A new study from the Department of Psychology at Durham University found that cigarette-style warning labels could help reduce people’s consumption of meat.
Researchers demonstrated that using pictorial warnings on meat options has the potential to reduce the carbon footprint in the UK and improve public health, a press release from Durham University said.
“Meat consumption is deeply ingrained in Western societies. The United Kingdom is a good example, where according to a recent YouGov poll, 72% of the UK population classify themselves as meat eaters whereas only 7% of Britons classify themselves as either vegetarian or vegan. At the same time, meat consumption has been linked to poorer health outcomes, worsening climate change, and more recently as a contributor to pandemic infections,” the authors of the study wrote.
The study, “Impact of pictorial warning labels on meat meal selection: A randomised experimental study with UK meat consumers,” was published in the journal Appetite.

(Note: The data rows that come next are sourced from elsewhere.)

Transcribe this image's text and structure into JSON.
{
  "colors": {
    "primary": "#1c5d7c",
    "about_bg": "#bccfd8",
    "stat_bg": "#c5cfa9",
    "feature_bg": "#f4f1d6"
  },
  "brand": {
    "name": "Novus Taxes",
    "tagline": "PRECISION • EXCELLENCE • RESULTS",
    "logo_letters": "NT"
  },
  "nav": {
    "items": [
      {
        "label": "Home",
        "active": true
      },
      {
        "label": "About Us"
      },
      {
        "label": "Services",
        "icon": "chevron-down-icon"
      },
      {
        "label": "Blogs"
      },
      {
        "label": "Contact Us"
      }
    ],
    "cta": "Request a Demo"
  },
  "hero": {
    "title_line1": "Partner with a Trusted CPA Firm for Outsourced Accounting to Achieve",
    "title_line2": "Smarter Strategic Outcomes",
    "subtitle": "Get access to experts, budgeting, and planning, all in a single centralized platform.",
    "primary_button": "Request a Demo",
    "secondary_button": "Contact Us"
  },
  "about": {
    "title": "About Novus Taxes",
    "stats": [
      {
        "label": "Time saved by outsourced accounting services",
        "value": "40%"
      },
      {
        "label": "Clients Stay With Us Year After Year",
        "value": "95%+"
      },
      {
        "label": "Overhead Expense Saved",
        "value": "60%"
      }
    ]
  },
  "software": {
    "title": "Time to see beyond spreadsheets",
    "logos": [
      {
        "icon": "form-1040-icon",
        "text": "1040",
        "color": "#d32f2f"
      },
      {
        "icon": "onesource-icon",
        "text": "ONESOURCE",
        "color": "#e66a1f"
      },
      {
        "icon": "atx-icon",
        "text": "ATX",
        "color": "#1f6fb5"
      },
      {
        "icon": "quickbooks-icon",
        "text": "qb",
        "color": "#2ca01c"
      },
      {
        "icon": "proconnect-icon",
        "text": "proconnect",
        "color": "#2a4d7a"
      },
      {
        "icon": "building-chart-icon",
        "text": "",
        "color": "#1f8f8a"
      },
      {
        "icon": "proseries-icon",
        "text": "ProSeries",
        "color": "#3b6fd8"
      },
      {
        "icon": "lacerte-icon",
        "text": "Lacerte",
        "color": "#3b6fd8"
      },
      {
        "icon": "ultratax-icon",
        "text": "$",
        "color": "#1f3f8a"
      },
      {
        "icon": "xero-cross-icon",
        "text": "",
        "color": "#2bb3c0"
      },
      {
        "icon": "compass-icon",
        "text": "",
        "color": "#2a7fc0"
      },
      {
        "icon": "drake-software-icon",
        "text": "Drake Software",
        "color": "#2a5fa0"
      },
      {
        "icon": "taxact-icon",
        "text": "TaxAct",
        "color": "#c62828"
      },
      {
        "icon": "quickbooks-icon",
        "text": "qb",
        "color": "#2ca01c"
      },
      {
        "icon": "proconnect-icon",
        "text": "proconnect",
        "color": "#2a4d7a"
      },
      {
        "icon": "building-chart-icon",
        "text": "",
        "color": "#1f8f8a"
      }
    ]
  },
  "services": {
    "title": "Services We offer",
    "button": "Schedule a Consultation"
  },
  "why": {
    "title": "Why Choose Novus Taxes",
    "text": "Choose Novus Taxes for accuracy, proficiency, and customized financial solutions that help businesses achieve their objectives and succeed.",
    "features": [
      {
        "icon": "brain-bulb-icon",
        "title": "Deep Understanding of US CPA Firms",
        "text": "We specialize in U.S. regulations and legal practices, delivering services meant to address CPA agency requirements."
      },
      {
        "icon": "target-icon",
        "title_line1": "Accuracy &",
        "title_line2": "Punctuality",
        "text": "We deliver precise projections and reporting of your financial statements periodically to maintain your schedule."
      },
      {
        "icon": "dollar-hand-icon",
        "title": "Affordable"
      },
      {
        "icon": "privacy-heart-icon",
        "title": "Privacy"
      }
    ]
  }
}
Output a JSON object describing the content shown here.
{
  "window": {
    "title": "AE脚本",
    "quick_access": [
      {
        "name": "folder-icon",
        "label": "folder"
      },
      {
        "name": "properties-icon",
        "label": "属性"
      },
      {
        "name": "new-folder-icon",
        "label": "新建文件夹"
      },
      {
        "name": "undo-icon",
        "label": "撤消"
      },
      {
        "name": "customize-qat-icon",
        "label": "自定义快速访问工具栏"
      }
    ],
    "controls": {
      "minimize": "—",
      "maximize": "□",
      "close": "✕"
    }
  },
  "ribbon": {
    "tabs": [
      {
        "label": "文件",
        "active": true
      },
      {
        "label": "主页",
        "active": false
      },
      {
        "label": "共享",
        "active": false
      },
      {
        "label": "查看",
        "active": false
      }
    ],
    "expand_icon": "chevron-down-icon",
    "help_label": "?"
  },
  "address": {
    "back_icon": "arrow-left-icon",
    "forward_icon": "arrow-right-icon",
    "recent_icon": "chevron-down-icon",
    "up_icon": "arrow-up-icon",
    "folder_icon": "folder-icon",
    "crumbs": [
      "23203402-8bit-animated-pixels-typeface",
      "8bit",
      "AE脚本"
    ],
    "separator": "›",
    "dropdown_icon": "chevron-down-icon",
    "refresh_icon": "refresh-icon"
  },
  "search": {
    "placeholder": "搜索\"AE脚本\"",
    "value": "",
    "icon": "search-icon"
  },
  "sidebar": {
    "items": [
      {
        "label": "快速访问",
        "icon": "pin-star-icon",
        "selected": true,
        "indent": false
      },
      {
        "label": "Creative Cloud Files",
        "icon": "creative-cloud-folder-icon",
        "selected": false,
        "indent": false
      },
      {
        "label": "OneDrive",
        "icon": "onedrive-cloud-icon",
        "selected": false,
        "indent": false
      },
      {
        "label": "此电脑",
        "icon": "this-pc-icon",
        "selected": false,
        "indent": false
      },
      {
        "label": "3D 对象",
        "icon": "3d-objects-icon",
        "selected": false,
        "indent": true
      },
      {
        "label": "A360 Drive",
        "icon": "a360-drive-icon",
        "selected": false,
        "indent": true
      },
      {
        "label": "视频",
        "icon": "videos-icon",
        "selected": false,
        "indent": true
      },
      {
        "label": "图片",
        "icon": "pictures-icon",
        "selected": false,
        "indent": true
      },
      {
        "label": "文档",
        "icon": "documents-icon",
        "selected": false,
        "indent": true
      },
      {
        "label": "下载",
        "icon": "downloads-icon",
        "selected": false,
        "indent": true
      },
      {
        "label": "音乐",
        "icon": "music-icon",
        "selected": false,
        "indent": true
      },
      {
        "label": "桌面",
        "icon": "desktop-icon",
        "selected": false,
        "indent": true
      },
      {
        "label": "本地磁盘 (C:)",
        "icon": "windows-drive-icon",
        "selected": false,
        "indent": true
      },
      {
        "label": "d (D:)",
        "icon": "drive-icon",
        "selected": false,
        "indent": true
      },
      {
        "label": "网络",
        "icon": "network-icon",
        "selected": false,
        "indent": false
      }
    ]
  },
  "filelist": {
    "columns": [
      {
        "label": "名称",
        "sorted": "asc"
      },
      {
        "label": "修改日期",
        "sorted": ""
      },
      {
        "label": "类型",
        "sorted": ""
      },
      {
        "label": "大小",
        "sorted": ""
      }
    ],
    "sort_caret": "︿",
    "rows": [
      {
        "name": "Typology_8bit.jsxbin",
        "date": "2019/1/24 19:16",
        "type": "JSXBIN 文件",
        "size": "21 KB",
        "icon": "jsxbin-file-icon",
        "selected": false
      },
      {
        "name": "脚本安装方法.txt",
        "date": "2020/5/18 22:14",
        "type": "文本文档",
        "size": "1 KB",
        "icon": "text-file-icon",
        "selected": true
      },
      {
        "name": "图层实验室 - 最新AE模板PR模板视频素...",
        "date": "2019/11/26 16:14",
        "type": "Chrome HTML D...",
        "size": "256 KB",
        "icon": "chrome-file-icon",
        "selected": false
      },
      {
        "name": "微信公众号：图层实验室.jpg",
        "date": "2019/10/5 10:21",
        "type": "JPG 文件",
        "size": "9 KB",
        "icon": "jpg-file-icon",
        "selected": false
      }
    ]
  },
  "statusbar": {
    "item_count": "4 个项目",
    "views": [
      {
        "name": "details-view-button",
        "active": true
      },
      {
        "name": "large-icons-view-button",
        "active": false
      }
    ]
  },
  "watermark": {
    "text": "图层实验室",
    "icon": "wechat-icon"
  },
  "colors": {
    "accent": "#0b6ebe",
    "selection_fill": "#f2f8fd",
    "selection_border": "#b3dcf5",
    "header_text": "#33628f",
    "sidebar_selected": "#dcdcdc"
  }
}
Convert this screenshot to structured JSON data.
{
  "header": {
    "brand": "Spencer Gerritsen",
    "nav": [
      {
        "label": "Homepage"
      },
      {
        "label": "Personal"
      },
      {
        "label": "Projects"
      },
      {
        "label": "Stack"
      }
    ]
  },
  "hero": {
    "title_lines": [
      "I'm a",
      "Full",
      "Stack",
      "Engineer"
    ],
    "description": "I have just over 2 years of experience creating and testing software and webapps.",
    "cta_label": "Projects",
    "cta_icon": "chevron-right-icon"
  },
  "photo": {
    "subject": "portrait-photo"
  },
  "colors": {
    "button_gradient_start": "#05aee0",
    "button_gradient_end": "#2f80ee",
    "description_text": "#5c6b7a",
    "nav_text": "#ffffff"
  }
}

In the study, researchers tested three different warning labels that showed the effects of meat on either health, climate or pandemic risk, the press release said. They found that all three effectively discouraged people from selecting meals containing meat.
Each warning label had a graphic image with text and reduced meat meal choices from seven to 10 percent. People favored the labels with climate warnings, which they found to be the most credible.
The Climate Change Committee (CCC), an independent entity that advises the UK government, has made a recommendation to reduce consumption of meat and dairy by 20 percent by the end of the decade.
“When you combine that [CCC advice] with the fact that high meat intake is linked to lots of health issues, and the way that we currently farm, or certainly some of the most common ways of farming, are also very heavily linked to the potential of pandemic outbreaks, it becomes clear that there are multiple reasons why the current way that we eat meat is maybe not the best way to do it,” said Jack Hughes, a Ph.D. candidate and leader of the study, as reported by The Guardian.
The research team split a sample of 1,001 adult consumers of meat into four groups, the press release said. Each group was shown images of hot meals which contained either a climate warning label, a pandemic warning label, a health warning label or no label at all. The participants were then asked to make 20 individual decisions regarding different meal choices. The researchers also asked how believable and anxiety-provoking they found the labels.
The most effective label for discouraging the participants from eating particular meat choices were pandemic warnings, which reduced their choosing them by 10 percent, The Guardian reported. The next most effective were health warnings at 8.8 percent, followed by climate warnings at 7.4 percent. The researchers said the results were not statistically significant, but that the participants had found the climate warning labels to be the most convincing.
The study also measured participants’ opinions on how appealing the meals were, as well as future plans to purchase and eat particular meal options.
The researchers said the findings could end up helping people make more environmentally friendly meal choices.
“Reaching net zero is a priority for the nation and the planet,” Hughes said, according to The Guardian. “As warning labels have already been shown to reduce smoking as well as drinking of sugary drinks and alcohol, using a warning label on meat-containing products could help us achieve this if introduced as national policy.”